Yaşımdan büyük oldu yüreğim çoğu zaman. Ve bir o kadar da kırılgan. Cevapsız sorularıma yenileri eklendi. Çocuk aklım ermese de pek çok gidişe, ses etmedi. Vedalar hep ağır gelmez mi yüreklere. Bir tanesi yetmişti zaten. Peki sen kalkıp nereye gittin?

Bilseydim gideceğini, inat eder, büyümezdim.

Şimdilerde...
Geçmişin dikişleri atıyor birer birer . Her kopan iple beraber yara biraz daha açılıyor. Biraz daha kanıyor.

Ne eski masallar kalmış artık. Ne de eskisi gibi masal dinleyen çocuklar. Kimse bana kendimi prenses gibi hissettirmedi şimdiye kadar. Masallara kanmayı özledim ben oysa. Yalan da olsa külkedisi olmayı. İçinde küçücük kaldığım oyunlar oynamayı. Sokak aralarında kahramanımı aramayı. Ama büyüdükçe yalnızlıklarımız daha çok artıyormuş artık biliyorum.
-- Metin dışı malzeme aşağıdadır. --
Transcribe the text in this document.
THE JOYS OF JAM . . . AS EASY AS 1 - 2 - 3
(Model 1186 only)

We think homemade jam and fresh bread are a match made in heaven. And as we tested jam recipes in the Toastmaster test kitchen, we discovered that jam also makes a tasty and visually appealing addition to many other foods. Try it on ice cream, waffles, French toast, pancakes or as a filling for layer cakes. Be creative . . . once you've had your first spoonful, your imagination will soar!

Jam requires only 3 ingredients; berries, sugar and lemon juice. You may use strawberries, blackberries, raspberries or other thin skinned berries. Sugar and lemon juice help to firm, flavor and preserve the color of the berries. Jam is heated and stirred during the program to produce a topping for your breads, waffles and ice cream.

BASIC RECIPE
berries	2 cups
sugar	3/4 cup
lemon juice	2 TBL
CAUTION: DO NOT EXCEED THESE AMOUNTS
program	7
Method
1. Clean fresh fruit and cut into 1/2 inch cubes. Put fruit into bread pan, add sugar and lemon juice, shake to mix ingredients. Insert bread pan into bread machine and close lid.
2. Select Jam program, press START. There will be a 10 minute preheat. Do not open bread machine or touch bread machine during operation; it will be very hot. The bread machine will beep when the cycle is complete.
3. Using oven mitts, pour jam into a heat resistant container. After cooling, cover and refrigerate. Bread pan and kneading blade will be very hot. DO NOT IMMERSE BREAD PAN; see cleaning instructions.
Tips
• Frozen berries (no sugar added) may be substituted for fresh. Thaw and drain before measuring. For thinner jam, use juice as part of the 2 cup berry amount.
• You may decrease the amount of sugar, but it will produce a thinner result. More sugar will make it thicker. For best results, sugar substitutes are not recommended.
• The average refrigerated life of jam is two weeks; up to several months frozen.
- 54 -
Düşünüyorum da şimdi kimsenin git demediği ama kalmayı da istemediği bir vazgeçiş oldu bizimkisi. Et tırnağın çok battığını düşündü, tırnak etin kendini çok sıktığını. Hangi istasyonda ayrıldık birbirimizden, hangi arada edildi veda. Sallandı mı bir el arkamdan bilemedim. Ama etle tırnak birbirinden ayrıldı. Bizim masalımızın sonu kötü bitti.

Geçen onca senenin ardından dışımda oldukça kalın bir kabuk biriktirdim. Ama içim hep aynı kaldı. Sen unuttun mu bilmiyorum. Ben unutmuş gibi yapıyorum sadece ve geçen her güne bir çentik daha atıyorum. Sensiz geçen bir seneyi daha atlattım mesela. En büyük yalanımı söylüyorum kendime. Seviniyorum.

Belki bir gün...
Gelirsin. Prenses değil, külkedisi hiç değil ama babasının kızı olurum bende. Babası olan bir kız. Ne dersin...


Son...
Bu geç kalmış bir babalar günü yazısı değildir. Bir babaya dair geç kalmış her günün yazısıdır.


***Resim: Salvador Dali


*** "Anadolu'da bir kızım var, öğretmen olacak" projesi için;
http://blog.milliyet.com.tr/Blog.aspx?BlogNo=45243

 
Toplam blog
: 246
: 980
Kayıt tarihi
: 27.01.07
 
 

30’ lu yaşların ağırlığında geçiyor artık yaşam ama teğet geçerek, ama kurcalayıp didikleyerek...İst..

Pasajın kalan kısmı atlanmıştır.